The VI WLD can consist of one or more VxRail clusters. The VxRail cluster is the building block for the VI WLD. The VxRail clusters in the VI WLD can start with three hosts, but four hosts are recommended to maintain FTT=1 during maintenance operations. This can be selected when adding the first VxRail cluster to the WLD. The vCenter and the NSX-T Managers for each VI WLD are deployed into the Mgmt WLD.
When the first VxRail cluster is added to the first VI WLD, the NSX-T Managers (3 in a cluster) are deployed to the Mgmt WLD. Subsequent NSX-T based VI WLDs can either use the existing NSX-T and existing NSX-T Managers, or a new NSX-T instance with three new NSX-T Managers can be deployed.
Typically, the first VxRail cluster can be considered a compute-and-edge VxRail cluster as it contains both NSX and compute components. NSX Edge nodes can be deployed to this first VxRail cluster. The second and subsequent VxRail clusters in a VI WLD can be considered compute-only clusters as they do not need to host any NSX Edge nodes.

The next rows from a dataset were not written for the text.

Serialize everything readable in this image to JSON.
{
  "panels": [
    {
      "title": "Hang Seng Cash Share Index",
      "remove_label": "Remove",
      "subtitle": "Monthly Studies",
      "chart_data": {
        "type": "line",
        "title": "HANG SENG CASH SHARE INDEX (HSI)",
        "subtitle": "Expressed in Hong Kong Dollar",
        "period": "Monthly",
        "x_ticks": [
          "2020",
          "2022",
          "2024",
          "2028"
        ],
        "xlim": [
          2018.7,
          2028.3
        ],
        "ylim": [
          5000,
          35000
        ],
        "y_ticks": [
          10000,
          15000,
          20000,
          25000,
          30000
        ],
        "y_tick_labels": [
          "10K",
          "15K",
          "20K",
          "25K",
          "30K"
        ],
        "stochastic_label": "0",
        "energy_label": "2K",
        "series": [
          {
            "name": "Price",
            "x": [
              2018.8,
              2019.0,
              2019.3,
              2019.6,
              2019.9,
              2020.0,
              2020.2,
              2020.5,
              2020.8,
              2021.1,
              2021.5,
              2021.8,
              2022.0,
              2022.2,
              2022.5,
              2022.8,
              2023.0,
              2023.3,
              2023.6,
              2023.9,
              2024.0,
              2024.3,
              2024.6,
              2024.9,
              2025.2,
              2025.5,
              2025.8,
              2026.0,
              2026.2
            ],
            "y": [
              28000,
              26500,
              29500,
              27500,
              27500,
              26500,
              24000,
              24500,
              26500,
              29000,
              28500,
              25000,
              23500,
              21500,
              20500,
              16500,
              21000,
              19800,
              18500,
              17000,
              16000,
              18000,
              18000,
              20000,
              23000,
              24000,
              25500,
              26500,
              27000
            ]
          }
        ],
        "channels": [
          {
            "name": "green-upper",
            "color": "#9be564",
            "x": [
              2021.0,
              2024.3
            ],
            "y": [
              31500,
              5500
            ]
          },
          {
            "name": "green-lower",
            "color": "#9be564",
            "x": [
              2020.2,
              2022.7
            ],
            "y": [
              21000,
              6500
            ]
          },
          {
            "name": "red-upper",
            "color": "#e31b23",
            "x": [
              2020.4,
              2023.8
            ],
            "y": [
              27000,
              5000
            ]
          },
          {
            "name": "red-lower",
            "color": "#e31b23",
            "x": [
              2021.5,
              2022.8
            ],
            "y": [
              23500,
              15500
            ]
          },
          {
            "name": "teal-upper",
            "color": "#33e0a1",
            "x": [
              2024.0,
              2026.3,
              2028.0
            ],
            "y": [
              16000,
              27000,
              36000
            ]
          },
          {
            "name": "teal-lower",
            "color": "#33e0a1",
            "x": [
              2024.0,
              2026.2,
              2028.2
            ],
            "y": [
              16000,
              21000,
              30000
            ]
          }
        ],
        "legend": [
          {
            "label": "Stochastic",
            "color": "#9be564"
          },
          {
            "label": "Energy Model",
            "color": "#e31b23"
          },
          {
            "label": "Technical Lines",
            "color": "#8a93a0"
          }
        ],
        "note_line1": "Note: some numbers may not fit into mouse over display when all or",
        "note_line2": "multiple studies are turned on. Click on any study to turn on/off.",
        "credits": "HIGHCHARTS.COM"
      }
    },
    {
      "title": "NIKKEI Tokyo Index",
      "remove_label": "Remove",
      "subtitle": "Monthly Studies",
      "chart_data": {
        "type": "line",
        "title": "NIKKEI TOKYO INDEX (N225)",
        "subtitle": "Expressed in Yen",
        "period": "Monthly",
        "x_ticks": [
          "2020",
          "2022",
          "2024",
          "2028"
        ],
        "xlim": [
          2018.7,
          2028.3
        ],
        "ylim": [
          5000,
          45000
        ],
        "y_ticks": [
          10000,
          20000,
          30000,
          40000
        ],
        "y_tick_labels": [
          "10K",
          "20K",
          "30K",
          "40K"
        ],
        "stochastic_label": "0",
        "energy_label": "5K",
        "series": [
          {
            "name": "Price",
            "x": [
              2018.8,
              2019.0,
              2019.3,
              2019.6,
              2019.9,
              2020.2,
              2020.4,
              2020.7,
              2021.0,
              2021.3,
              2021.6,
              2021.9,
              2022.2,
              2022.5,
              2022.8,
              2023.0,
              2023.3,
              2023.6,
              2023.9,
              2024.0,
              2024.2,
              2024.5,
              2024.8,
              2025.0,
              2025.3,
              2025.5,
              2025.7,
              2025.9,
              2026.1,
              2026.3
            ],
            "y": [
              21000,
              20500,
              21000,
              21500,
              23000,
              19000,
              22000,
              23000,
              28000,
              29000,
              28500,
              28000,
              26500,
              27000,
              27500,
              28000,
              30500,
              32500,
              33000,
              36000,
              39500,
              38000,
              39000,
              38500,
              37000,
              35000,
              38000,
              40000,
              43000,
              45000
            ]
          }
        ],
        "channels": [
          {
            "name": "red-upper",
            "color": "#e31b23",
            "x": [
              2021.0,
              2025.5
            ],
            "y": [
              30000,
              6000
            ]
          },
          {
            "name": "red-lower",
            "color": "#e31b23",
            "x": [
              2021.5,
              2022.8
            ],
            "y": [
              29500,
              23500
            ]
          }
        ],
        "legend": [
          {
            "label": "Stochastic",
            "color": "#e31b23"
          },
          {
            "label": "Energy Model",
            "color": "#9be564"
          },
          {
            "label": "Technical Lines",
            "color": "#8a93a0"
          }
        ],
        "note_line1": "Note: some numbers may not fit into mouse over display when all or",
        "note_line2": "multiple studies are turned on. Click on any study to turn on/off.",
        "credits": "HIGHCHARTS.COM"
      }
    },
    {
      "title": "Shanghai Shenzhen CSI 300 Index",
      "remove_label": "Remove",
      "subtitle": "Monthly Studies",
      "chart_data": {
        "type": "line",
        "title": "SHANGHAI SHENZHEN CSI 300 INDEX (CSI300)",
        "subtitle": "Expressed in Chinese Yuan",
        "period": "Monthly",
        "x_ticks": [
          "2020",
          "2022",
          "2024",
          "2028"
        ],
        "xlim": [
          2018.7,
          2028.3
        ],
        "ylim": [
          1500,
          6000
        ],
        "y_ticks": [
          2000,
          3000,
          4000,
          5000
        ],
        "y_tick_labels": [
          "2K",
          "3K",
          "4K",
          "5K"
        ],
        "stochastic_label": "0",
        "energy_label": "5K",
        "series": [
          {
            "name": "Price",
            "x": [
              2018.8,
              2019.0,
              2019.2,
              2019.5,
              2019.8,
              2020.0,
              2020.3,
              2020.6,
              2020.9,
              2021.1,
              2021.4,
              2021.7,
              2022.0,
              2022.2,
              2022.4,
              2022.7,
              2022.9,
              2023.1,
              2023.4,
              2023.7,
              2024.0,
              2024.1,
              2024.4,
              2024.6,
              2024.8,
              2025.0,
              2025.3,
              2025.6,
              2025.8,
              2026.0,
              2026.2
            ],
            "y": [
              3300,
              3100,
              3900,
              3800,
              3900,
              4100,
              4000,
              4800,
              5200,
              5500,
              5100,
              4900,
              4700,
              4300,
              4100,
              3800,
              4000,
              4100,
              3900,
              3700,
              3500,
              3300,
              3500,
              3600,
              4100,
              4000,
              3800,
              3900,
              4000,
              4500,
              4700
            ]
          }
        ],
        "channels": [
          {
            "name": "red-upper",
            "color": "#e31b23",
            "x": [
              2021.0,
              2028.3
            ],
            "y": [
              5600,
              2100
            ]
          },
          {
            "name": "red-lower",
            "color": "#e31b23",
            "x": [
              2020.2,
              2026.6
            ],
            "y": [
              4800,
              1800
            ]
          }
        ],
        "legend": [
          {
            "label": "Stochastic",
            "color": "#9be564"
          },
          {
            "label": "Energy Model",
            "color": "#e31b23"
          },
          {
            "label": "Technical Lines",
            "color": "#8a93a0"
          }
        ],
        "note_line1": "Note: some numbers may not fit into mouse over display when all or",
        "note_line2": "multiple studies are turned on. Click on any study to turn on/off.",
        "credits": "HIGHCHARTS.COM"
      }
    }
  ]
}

You can dedicate a VxRail cluster just for the Edge node components if either dedicated compute or bandwidth is required for the Edge node cluster.
Figure 4. VI WLD Component Layout with NSX-T everywhere
The VI WLD vCenter is deployed by the SDDC Manager when creating a VI WLD. It is deployed in the Mgmt WLD as shown in the preceding figure. During deployment, it is added to the existing SSO domain, allowing a single pane of glass to manage both the management and VI WLD vCenters.